In un'intervista con Autoblog argentino, Fercí ricorda che, al momento dell'accordo, non era consentito vendere alcun veicolo che non fosse stato fabbricato o assemblato in Messico. "Si trattava di un mercato che non interessava molto agli stranieri e, quindi, non ci sono stati problemi nell'ottenere un contratto che garantisse i diritti del marchio in tutta la regione dell'America Latina per 99 anni", ha detto.
Ma è qui che inizia il problema: erano previste modifiche anche nel design della vettura originale a cui la Lamborghini Latinoamérica aveva diritto e, da quel momento in poi, iniziarono ad apparire varianti di “nuovi” modelli.

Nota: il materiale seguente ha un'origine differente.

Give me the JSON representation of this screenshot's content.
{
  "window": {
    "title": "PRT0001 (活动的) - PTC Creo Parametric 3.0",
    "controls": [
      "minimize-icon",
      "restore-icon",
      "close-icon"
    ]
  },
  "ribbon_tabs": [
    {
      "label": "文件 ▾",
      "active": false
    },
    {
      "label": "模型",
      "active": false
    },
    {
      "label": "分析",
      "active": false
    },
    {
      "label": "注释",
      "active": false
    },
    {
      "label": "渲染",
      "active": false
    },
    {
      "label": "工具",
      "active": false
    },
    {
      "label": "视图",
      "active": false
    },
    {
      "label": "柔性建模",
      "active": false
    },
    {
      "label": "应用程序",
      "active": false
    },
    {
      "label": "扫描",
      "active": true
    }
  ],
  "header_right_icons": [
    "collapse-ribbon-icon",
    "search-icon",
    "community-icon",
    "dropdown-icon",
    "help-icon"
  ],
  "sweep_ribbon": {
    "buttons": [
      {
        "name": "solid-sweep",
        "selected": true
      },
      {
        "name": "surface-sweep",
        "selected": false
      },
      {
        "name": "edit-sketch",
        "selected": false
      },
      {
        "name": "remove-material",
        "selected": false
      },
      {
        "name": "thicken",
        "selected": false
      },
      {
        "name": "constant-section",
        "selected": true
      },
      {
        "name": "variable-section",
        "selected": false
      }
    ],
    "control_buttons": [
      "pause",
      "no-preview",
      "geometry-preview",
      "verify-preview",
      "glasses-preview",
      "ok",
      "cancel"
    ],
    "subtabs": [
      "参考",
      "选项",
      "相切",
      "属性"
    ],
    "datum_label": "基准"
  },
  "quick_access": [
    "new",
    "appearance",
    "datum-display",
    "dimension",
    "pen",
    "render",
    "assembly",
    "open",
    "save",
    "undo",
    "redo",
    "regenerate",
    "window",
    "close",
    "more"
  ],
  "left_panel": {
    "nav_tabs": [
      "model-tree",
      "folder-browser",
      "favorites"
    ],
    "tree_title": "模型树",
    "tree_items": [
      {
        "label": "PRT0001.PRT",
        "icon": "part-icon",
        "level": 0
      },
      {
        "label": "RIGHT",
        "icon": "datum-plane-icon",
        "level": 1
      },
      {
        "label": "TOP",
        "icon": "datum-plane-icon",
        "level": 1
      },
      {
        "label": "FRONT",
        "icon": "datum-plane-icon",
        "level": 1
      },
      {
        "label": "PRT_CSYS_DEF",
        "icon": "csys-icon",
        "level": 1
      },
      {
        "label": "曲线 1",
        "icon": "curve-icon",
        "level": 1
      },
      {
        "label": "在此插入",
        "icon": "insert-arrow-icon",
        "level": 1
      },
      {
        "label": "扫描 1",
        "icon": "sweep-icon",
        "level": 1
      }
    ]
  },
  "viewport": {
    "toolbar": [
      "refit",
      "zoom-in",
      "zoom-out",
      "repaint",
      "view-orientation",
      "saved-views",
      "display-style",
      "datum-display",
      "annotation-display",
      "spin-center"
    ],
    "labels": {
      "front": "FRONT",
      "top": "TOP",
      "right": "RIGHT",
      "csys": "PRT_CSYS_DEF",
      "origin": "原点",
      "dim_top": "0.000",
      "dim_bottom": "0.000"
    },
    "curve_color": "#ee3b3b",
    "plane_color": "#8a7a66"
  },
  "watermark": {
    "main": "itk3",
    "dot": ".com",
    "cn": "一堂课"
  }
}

Secondo l'azienda messicana, dal 777 sono state prodotte solo tre unità del Coatl, il primo prodotto sviluppato localmente, e due Alar 2006.

Pertanto, l’azienda creata da Joan Fercí non produce nessun veicolo da oltre 15 anni – a parte il Centurion, del 2015, che non è mai decollato. Solo nell’ultimo decennio sono stati annunciati progetti di produzione in Uruguay, nel 2013, e in Argentina, nel 2014. Ci sono state anche trattative con Mario Benítez, presidente del Paraguay, al quale è stato promesso anche un centro di sviluppo.
E, anche se i progetti sono usciti dal tavolo da disegno, il messicano ha incontrato venerdì (22) l'amministratore delegato SC, oltre al deputato statale Milton Hobus; il capo della Camera Civile, Gerson Luiz Schwerdt; e i segretari delle Finanze, Rogério Macanhão, dello Sviluppo Economico Sostenibile, Luciano Buligon, e il segretario esecutivo degli Affari internazionali, Daniella Abreu.
Gilson Pierri, partner brasiliano di Lamborghini Latinoamérica, ha dichiarato durante l'incontro che l'azienda intende sviluppare progetti in 20 aree nei prossimi 30 anni. Come highlight è stata presentata una supersportiva elettrica da 1.013 CV – praticamente uguale alla più potente Tesla Model S attualmente in vendita – e che per ora esiste solo in computer grafica.

Secondo il governo SC in realtà è stato richiesto un ordine del giorno per la presentazione degli studi. Sono state inoltre presentate le azioni ed i programmi volti ad incoraggiare l'insediamento delle imprese nello Stato. Tuttavia, la marca di Joan Fercí non ha ancora ufficializzato attraverso i documenti le sue richieste e i suoi interessi, come era stato richiesto durante l'incontro con i politici.
Dietro le quinte, il “produttore” nasconde ancora storie curiose, come Ariel Casariego, designer che lasciò la professione dopo il fallimento delle sue creazioni per dedicarsi al wrestling in programmi televisivi, o Roberto Garcia, coordinatore del dipartimento di elettronica e perito elettrico con diploma tecnico che, in precedenza, si è occupato di installazione di apparecchiature audio nelle automobili.